- Died: 23 June 1857
- Burial: Fatima Masumeh Shrine, Qom
- Spouse: Abbas Mirza
- Issue: Mohammad Shah Qajar; Bahman Mirza; Qahraman Mirza; Begum Khanum;
- House: Devellu, Qajar tribe
- Dynasty: Qajar
- Father: Mohammad Khan Qajar Devellu

= Galin Khanum (mother of Mohammad Shah Qajar) =

Queen mother of Mohammad Shah Qajar

Galin Khanum (گلین خانم; died 23 June 1857) was the consort of Abbas Mirza, the crown prince of Fath-Ali Shah, and the mother of Mohammad Shah Qajar. She was the third woman during the Qajar era to hold the title "Mahd-e Olia" (Queen Mother). Galin Khanum is remembered as one of the prominent and influential women of the Qajar dynasty.

== Background and family ==
Galin Khanum was the daughter of Mohammad Khan Qajar Devellu and the sister of Allahyar Khan Asef al-Dowleh, one of the key political figures of the Qajar era. Her sister, Gohar Khanum, was also one of Fath-Ali Shah's wives.Galin Khanum married Abbas Mirza in 1217 AH (1802 CE) in a strategic marriage aimed at resolving the longstanding rivalry between the powerful Dolu and Qovanlu branches of the Qajar family, a marriage encouraged by Agha Mohammad Khan Qajar.

== Marriage and children ==
The wedding of Galin Khanum and Abbas Mirza was celebrated with grand festivities, lasting seven nights across Iran. This marriage strengthened ties between the Devellu and Qovanlou families. They had several children, including Mohammad Mirza (later became Mohammad Shah), Bahman Mirza, Qahraman Mirza, and Bigum Khanum. Historical sources do not mention her given name, and she is often referred to by her titles such as "Galin Khanum" (lit. The Bride), "Mahd-e Olia", and "Mother of the Late King".

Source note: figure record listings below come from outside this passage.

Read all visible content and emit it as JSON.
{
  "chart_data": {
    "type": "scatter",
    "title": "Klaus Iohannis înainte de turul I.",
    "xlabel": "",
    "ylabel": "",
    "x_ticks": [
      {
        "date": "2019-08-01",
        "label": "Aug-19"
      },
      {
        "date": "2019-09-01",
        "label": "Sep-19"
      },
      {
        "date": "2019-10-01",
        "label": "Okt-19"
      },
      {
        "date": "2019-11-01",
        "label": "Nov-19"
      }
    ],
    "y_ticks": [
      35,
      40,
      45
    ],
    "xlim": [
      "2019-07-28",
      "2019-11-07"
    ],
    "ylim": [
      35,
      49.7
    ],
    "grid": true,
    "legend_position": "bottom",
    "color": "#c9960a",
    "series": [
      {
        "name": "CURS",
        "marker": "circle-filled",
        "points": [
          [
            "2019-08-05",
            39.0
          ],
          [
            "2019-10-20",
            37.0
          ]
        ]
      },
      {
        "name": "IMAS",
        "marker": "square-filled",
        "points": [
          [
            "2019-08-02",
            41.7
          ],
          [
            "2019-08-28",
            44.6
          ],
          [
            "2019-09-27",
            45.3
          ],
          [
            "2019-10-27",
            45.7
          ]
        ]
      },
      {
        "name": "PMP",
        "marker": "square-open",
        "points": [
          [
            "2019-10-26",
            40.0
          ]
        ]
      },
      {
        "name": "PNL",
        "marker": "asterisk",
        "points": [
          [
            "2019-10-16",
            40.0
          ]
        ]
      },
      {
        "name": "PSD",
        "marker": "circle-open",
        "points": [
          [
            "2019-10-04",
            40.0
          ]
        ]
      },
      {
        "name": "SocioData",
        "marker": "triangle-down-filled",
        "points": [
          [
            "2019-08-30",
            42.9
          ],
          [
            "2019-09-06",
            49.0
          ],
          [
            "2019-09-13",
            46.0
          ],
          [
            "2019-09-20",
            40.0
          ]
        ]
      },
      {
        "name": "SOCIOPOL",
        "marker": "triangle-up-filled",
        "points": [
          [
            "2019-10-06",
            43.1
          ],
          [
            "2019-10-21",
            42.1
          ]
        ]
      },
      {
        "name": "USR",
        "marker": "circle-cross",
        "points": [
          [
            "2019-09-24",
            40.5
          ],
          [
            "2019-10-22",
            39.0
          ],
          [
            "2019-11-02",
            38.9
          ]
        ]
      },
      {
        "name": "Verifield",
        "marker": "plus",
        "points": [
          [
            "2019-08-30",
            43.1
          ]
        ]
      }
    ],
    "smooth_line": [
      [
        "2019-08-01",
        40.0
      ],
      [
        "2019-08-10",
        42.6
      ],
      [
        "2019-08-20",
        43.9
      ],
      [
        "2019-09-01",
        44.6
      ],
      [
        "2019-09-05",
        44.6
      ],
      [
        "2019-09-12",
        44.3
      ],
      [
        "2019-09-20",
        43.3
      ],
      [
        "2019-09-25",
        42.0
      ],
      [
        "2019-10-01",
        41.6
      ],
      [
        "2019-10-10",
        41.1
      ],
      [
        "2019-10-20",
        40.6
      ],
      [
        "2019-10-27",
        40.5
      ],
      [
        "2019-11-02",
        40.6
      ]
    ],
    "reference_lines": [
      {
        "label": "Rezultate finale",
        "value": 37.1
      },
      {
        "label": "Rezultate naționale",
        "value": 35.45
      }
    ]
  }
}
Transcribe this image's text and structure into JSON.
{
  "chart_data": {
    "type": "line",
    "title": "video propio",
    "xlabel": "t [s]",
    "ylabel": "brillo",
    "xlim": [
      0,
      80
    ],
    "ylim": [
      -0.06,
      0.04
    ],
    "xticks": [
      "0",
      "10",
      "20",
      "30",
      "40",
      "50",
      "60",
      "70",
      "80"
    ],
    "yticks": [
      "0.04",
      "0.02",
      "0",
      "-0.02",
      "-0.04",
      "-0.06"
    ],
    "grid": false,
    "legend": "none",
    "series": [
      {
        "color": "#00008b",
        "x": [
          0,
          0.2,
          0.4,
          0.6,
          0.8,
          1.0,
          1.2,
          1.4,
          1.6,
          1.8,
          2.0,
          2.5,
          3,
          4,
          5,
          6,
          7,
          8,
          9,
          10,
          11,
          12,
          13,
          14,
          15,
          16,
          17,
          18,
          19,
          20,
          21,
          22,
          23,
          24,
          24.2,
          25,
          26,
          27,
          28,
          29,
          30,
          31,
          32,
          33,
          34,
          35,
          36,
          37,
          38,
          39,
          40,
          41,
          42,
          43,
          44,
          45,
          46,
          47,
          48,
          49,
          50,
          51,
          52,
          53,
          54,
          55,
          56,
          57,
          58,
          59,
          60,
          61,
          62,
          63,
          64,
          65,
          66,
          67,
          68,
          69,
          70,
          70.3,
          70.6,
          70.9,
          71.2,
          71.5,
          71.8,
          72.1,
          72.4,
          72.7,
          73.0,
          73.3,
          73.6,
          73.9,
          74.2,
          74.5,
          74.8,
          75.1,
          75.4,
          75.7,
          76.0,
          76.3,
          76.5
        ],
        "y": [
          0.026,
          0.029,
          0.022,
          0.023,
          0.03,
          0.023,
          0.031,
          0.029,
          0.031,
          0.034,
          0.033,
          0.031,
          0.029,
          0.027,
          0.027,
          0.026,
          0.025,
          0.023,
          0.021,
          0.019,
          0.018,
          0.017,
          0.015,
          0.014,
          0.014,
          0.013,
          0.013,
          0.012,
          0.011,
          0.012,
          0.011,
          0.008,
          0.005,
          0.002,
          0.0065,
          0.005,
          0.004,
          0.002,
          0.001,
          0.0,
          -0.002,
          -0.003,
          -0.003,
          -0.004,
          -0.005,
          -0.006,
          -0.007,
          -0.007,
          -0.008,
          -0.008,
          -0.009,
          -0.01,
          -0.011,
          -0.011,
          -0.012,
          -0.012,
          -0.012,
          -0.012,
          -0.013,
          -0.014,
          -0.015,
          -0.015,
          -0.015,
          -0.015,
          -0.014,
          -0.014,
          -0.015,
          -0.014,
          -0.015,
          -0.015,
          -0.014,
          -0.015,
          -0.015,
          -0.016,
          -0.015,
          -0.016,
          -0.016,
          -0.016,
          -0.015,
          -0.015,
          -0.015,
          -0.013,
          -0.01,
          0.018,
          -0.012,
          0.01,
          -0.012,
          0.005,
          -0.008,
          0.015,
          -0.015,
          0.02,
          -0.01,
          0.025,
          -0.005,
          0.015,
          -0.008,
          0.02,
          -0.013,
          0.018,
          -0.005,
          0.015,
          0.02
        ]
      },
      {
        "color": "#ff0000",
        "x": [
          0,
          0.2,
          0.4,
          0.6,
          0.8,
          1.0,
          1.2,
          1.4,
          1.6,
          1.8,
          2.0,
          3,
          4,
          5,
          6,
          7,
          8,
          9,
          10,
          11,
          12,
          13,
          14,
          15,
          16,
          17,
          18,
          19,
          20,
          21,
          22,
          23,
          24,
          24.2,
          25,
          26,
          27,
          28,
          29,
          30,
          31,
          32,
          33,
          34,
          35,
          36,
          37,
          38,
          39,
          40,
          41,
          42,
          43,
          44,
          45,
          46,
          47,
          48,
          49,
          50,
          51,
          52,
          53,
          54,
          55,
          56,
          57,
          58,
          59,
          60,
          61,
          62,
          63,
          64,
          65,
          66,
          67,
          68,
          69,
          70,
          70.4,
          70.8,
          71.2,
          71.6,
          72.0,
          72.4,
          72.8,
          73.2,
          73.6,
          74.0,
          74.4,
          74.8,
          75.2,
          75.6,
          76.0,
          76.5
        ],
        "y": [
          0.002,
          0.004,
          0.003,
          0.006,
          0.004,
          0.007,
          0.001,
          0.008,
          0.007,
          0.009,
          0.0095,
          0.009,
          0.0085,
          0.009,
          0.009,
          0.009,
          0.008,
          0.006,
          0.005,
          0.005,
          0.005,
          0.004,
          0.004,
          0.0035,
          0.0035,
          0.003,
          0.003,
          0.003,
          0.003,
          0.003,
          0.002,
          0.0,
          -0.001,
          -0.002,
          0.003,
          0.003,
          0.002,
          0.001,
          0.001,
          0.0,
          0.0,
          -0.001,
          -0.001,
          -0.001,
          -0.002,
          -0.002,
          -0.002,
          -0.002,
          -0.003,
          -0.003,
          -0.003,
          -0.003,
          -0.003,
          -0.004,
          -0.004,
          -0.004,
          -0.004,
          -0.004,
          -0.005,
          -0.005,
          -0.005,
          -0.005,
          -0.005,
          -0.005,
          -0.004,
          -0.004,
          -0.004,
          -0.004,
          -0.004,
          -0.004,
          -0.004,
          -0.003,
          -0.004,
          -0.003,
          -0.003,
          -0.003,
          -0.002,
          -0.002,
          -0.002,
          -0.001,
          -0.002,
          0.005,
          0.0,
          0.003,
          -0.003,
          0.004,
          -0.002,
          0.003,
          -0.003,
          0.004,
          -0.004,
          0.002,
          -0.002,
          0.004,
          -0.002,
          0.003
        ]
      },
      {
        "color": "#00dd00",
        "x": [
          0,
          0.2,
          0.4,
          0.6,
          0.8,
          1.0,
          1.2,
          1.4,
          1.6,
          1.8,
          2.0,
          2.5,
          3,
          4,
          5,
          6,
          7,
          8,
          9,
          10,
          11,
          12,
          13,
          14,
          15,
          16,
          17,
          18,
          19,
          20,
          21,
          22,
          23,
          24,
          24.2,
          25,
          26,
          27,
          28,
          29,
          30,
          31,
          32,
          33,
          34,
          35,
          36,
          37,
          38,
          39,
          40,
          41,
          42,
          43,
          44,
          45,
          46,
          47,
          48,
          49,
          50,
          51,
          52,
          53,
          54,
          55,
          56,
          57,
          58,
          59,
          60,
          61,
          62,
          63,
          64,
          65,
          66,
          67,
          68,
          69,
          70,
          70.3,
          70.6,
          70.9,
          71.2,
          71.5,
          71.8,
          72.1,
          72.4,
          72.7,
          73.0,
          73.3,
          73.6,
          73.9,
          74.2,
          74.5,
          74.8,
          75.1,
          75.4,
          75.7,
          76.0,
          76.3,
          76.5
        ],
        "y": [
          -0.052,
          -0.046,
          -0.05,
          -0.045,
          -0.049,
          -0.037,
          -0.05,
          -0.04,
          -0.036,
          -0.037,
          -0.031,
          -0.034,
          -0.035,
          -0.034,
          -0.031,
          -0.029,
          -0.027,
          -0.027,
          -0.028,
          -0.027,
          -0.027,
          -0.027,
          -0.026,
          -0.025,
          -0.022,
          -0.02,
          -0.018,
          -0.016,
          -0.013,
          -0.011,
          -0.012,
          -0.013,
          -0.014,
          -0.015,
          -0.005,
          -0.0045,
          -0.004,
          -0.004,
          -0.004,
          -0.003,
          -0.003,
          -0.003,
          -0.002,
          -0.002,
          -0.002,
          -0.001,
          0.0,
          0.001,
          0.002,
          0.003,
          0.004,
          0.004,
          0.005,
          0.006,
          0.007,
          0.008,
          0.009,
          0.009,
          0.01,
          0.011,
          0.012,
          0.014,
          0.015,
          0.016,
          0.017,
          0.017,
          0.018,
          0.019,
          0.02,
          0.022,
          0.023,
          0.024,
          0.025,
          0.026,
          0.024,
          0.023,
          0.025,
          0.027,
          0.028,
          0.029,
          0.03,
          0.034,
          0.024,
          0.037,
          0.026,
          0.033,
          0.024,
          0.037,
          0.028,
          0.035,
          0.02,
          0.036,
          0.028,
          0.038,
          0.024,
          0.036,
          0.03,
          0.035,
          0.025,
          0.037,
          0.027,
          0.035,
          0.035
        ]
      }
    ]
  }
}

== Political and social role ==
Unlike the first Mahd-e Olia, Asiye Khanum (the mother of Fath-Ali Shah), who wielded personal power, Galin Khanum's authority stemmed largely from her familial connections. Her brother, Allahyar Khan Asef al-Dowleh, was a powerful political figure who frequently supported his sister in the political arena.

During the Russo-Iranian wars, when Tabriz was under threat, Galin Khanum, along with her children, was evacuated from Tabriz to Khamseh by the order of Fath-Ali Shah to ensure their safety.

After the death of Abbas Mirza in 1249 AH (1833 CE), Galin Khanum remained in Tabriz. When her son Mohammad Mirza ascended the throne as Mohammad Shah Qajar, her influence grew as the mother of the shah. She made efforts to secure power for her other sons, particularly Bahman Mirza and Qahraman Mirza, but Mohammad Shah, displaying political wisdom, appointed his own son, Naser al-Din Mirza, as the crown prince, in accordance with the will of Agha Mohammad Khan Qajar.

== Death ==
After Naser al-Din Shah ascended the Iranian throne, Galin Khanum gradually withdrew from political life and focused on her private affairs. She died in 1273 AH (1856 CE) and was buried in the shrine of Fatima Masumeh in Qom.

== Historical significance ==
Galin Khanum played a significant role in the political consolidation of the Qajar family, strengthening ties between powerful branches through her marriage. Though she is less well-known than other Qajar women such as Malek Jahan Khanum, the mother of Naser al-Din Shah, her influence on the politics and events of her time remains substantial.

== In media ==
In the 2010 Iranian TV drama Foggy Tabriz, Galin Khanum is portrayed by Kamand Amirsoleimani. In the drama, she is called Asieh Khanum.